In the end, whether you’re rich or poor, one thing seems clear: we still have a lot of work to do in order to evolve our idea of what good, effective therapy looks like. We need to recognize these petty, stubborn mindsets are keeping us from focusing on reaching a point where the answer to “Do you think having a therapist is essential?” is “Yes.” And if we were to indulge a lofty prediction, when doctors’ physical check-ups are automated, perhaps therapists and psychiatrists will ironically become a “no-brainer”. Until then, do your research before shelling out cash for those pricey medications and wasting precious time on finding a decent therapist. Or as grandpa would put it: Don’t be a sucker! 

4 COMMENTS

    • I’d be interested in hearing your opinion! Please feel free to elaborate, I by no means believe there is any right answer and I’d love to see things from a different perspective on this topic.

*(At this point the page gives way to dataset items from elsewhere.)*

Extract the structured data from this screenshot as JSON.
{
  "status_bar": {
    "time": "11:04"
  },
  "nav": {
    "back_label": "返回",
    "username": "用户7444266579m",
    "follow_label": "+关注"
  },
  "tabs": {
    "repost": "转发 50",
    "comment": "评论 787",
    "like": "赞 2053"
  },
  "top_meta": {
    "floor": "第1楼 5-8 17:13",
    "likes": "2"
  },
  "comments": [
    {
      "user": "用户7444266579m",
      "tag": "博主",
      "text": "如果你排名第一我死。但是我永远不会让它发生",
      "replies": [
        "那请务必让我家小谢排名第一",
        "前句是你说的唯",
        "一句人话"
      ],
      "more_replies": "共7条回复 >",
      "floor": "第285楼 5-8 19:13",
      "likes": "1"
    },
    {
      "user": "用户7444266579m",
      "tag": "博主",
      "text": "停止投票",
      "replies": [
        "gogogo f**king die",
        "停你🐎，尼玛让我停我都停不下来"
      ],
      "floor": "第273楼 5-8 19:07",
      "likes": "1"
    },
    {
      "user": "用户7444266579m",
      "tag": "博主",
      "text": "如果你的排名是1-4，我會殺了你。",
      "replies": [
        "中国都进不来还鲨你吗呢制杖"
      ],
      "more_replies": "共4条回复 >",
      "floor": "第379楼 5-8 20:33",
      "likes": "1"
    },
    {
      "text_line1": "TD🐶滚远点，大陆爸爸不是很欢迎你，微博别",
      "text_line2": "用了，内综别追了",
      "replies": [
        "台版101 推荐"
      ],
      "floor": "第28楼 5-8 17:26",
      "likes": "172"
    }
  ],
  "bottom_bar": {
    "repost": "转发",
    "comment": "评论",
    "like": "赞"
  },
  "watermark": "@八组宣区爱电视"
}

  1. This article definitely seems to describe my experience with therapy. I went through a very public trauma that the local therapists went so far as to rent out a concert hall to talk to the people who were there and tell us all we needed therapy. I dodged it for a year, then finally succumbed to the pressure (it’s bullying, let’s not kid ourselves) to “get help.” Four years later I’m worse off, because the only thing that got “helped” was therapists helping themselves to my bank account. I have all the same symptoms, but now also I worry about therapy taking advantage of me. I got threatened with hospitalization twice without ever being so much as rude or mentioning any kind of violence or harm to myself or others. I need help, but it seems needing help is very different from someone being capable of providing help. 4 years, 3 therapists, countless visits, and yet not one single formal named therapy technique applied. No EMDR, no desensitization, no CBT, nothing. Just showing up feeling bad, then leaving feeling worse, every single session. I feel utterly betrayed. I gave them so many chances, was never rude, always paid my bill on time, but I just wasn’t worth helping, and I was literally told I was too foregone with too many traumas to be helped. Imagine the blow that was to me, especially after paying so much for the help I was promised. How am I not supposed to feel lied to, taken advantage of, and played for a sucker?

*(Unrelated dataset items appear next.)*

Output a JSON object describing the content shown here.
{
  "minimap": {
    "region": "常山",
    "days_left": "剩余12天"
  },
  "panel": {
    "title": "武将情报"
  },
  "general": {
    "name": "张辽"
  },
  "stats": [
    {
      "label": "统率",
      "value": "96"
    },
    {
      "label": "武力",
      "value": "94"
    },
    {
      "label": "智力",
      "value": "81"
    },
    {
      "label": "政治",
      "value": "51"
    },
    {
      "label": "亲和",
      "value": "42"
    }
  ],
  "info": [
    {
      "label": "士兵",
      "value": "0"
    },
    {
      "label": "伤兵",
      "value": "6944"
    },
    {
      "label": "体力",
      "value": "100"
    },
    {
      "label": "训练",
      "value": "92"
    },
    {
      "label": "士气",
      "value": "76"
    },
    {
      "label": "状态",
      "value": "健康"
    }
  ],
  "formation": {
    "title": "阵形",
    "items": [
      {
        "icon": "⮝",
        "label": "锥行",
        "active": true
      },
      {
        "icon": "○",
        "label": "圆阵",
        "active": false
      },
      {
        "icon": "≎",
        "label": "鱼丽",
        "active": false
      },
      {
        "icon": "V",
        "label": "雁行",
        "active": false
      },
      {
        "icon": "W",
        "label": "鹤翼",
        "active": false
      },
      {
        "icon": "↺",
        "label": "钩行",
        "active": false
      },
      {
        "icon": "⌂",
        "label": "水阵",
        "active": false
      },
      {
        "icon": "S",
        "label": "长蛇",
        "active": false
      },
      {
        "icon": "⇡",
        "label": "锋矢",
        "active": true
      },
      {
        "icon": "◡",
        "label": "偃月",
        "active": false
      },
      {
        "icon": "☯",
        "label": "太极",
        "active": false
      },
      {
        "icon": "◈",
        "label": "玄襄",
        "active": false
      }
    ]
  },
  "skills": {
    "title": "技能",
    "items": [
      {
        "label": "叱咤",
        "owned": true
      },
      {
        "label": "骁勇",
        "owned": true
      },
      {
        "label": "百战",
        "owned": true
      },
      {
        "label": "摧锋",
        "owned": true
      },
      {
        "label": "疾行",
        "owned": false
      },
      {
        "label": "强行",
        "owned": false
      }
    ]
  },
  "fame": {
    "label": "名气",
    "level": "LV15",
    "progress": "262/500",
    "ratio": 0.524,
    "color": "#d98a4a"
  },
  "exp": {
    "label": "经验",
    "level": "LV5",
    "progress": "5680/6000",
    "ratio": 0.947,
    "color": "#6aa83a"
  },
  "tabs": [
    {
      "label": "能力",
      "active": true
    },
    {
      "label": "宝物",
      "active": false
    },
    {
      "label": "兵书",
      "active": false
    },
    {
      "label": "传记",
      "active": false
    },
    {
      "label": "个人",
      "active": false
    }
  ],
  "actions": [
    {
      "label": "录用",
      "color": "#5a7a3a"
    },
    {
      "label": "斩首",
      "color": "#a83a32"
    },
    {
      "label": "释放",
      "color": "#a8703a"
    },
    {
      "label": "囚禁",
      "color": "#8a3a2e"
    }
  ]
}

  2. I just finished calling to make an appointment with a therapist via Kaiser. The entire time, all I could feel was dread and all I could think about was what roll of the dice was I going to get this time? I’m 29 years old and have lived a miserable life, honestly. I’ve seen countless therapists who I couldn’t “vibe” with, many of whom wanted to reeeeeally push for anti-depressants. And hey, I’ve been there done that as well. Tried about 4 different onces, each with its own pros and cons. In the end, they all ultimately had the same effect. I was more numb to emotions, so negative experiences didn’t hurt as bad, but positive experiences barely felt like anything. I felt empty and dead. And even when on anti-depressants, I would realize this, begin to feel sad but couldn’t because of the drugs. These drugs just suppress the sadness but it never goes away, not unless addressed through actual competent psychotherapy. Competent practice is difficult to find nowadays. I’m saying this coming from California which has the strictest standards for becoming licensed; I can only imagine what it’s like in other states. The best progress I’ve ever made was tackling these things on my own with magic mushrooms. If you do it right, it works. Places are finally starting to incorporate psilocybin with their practices. Big pharma isn’t going to like that unless they get their cut, and here starts the BS politics all over again which is actually a big contributor to my existential dread.